Question

Which of the following is an odd function?

Answer 1

Given:

`f(x)=x^(3)+5 x^(2)+x`

`f(x)=√(x)`

`f(x)=x^(2)+x`

`f(x)=-x`

To find:

The odd function.

Solution:

If f(-x) = -f(x), then the function is odd.
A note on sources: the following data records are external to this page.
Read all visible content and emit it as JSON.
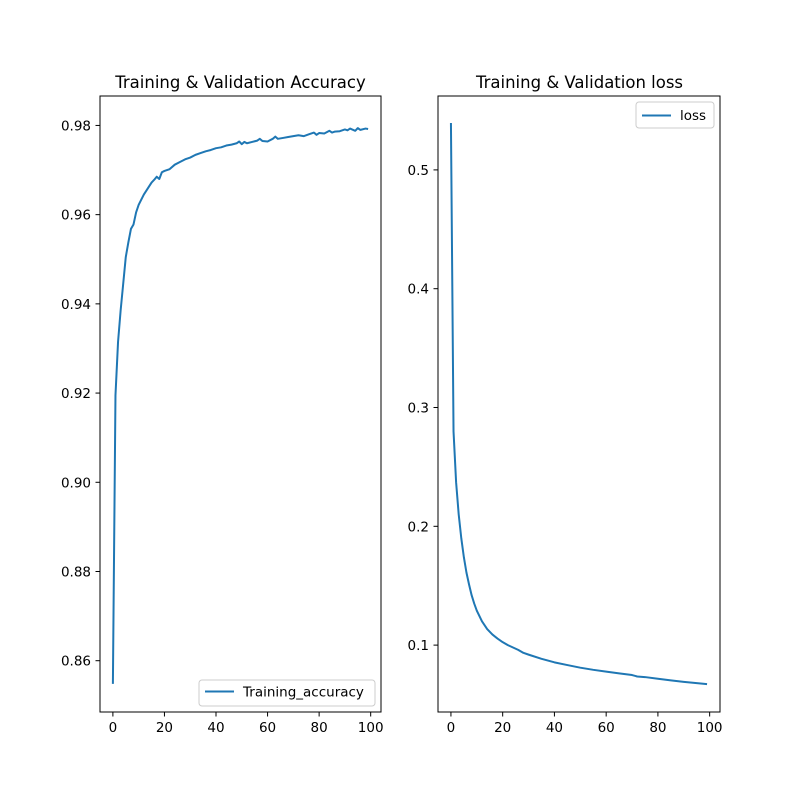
{
  "chart_data": [
    {
      "type": "line",
      "title": "Training & Validation Accuracy",
      "xlabel": "",
      "ylabel": "",
      "xlim": [
        -5,
        104
      ],
      "ylim": [
        0.8485,
        0.9866
      ],
      "xticks": [
        0,
        20,
        40,
        60,
        80,
        100
      ],
      "yticks": [
        0.86,
        0.88,
        0.9,
        0.92,
        0.94,
        0.96,
        0.98
      ],
      "ytick_labels": [
        "0.86",
        "0.88",
        "0.90",
        "0.92",
        "0.94",
        "0.96",
        "0.98"
      ],
      "grid": false,
      "legend_position": "lower-right",
      "color": "#1f77b4",
      "series": [
        {
          "name": "Training_accuracy",
          "x": [
            0,
            1,
            2,
            3,
            4,
            5,
            6,
            7,
            8,
            9,
            10,
            12,
            14,
            15,
            16,
            17,
            18,
            19,
            20,
            22,
            24,
            26,
            28,
            30,
            32,
            34,
            36,
            38,
            40,
            42,
            44,
            46,
            48,
            49,
            50,
            51,
            52,
            54,
            56,
            57,
            58,
            60,
            62,
            63,
            64,
            66,
            68,
            70,
            72,
            74,
            76,
            78,
            79,
            80,
            82,
            84,
            85,
            86,
            88,
            90,
            91,
            92,
            94,
            95,
            96,
            98,
            99
          ],
          "y": [
            0.8548,
            0.9195,
            0.9315,
            0.9385,
            0.9445,
            0.9505,
            0.9538,
            0.9568,
            0.9578,
            0.9605,
            0.9622,
            0.9645,
            0.9663,
            0.9672,
            0.9678,
            0.9685,
            0.968,
            0.9695,
            0.9698,
            0.9702,
            0.9712,
            0.9718,
            0.9724,
            0.9728,
            0.9734,
            0.9738,
            0.9742,
            0.9745,
            0.9749,
            0.9751,
            0.9755,
            0.9757,
            0.976,
            0.9764,
            0.9758,
            0.9763,
            0.976,
            0.9763,
            0.9766,
            0.977,
            0.9765,
            0.9764,
            0.977,
            0.9775,
            0.977,
            0.9772,
            0.9774,
            0.9776,
            0.9778,
            0.9776,
            0.978,
            0.9784,
            0.9779,
            0.9783,
            0.9782,
            0.9788,
            0.9784,
            0.9786,
            0.9787,
            0.9791,
            0.9789,
            0.9793,
            0.9788,
            0.9794,
            0.979,
            0.9793,
            0.9792
          ]
        }
      ]
    },
    {
      "type": "line",
      "title": "Training & Validation loss",
      "xlabel": "",
      "ylabel": "",
      "xlim": [
        -5,
        104
      ],
      "ylim": [
        0.0437,
        0.5622
      ],
      "xticks": [
        0,
        20,
        40,
        60,
        80,
        100
      ],
      "yticks": [
        0.1,
        0.2,
        0.3,
        0.4,
        0.5
      ],
      "ytick_labels": [
        "0.1",
        "0.2",
        "0.3",
        "0.4",
        "0.5"
      ],
      "grid": false,
      "legend_position": "upper-right",
      "color": "#1f77b4",
      "series": [
        {
          "name": "loss",
          "x": [
            0,
            1,
            2,
            3,
            4,
            5,
            6,
            7,
            8,
            9,
            10,
            12,
            14,
            16,
            18,
            20,
            22,
            24,
            26,
            28,
            30,
            35,
            40,
            45,
            50,
            55,
            60,
            65,
            70,
            72,
            75,
            80,
            85,
            90,
            95,
            99
          ],
          "y": [
            0.5395,
            0.28,
            0.237,
            0.21,
            0.19,
            0.174,
            0.161,
            0.151,
            0.142,
            0.135,
            0.129,
            0.12,
            0.1135,
            0.109,
            0.1055,
            0.1025,
            0.1,
            0.098,
            0.096,
            0.0935,
            0.092,
            0.0885,
            0.0855,
            0.0832,
            0.081,
            0.0792,
            0.0777,
            0.0762,
            0.0748,
            0.0736,
            0.0731,
            0.0717,
            0.0703,
            0.0691,
            0.068,
            0.0672
          ]
        }
      ]
    }
  ]
}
If f(-x) = f(x), then the function is even.

Option A:
`f(x)=x^(3)+5 x^(2)+x`

Substitute x = -x

`f(-x)=(-x)^(3)+5 (-x)^(2)+(-x)`

`=-x^3+5x^2-x`

`=-(x^3-5x^2+x)`

≠ - f(x)

It is not odd function.

Option B:
`f(x)=√(x)`

Substitute x = -x

`f(-x)=√(-x)`

`=√(x) i` (Since
`√(-1) =i`)

≠ - f(x)

It is not odd function.

Option C:
`f(x)=x^(2)+x`

Substitute x = -x

`f(-x)=(-x)^(2)+(-x)`

`=x^2-x`

`=-(-x^2+x)`

≠ - f(x)

It is not odd function.

Option D:
`f(x)=-x`

Substitute x = -x

`f(-x)=-(-x)`

`=-f(x)`

It is odd function.

Therefore, f(x) = -x is an odd function.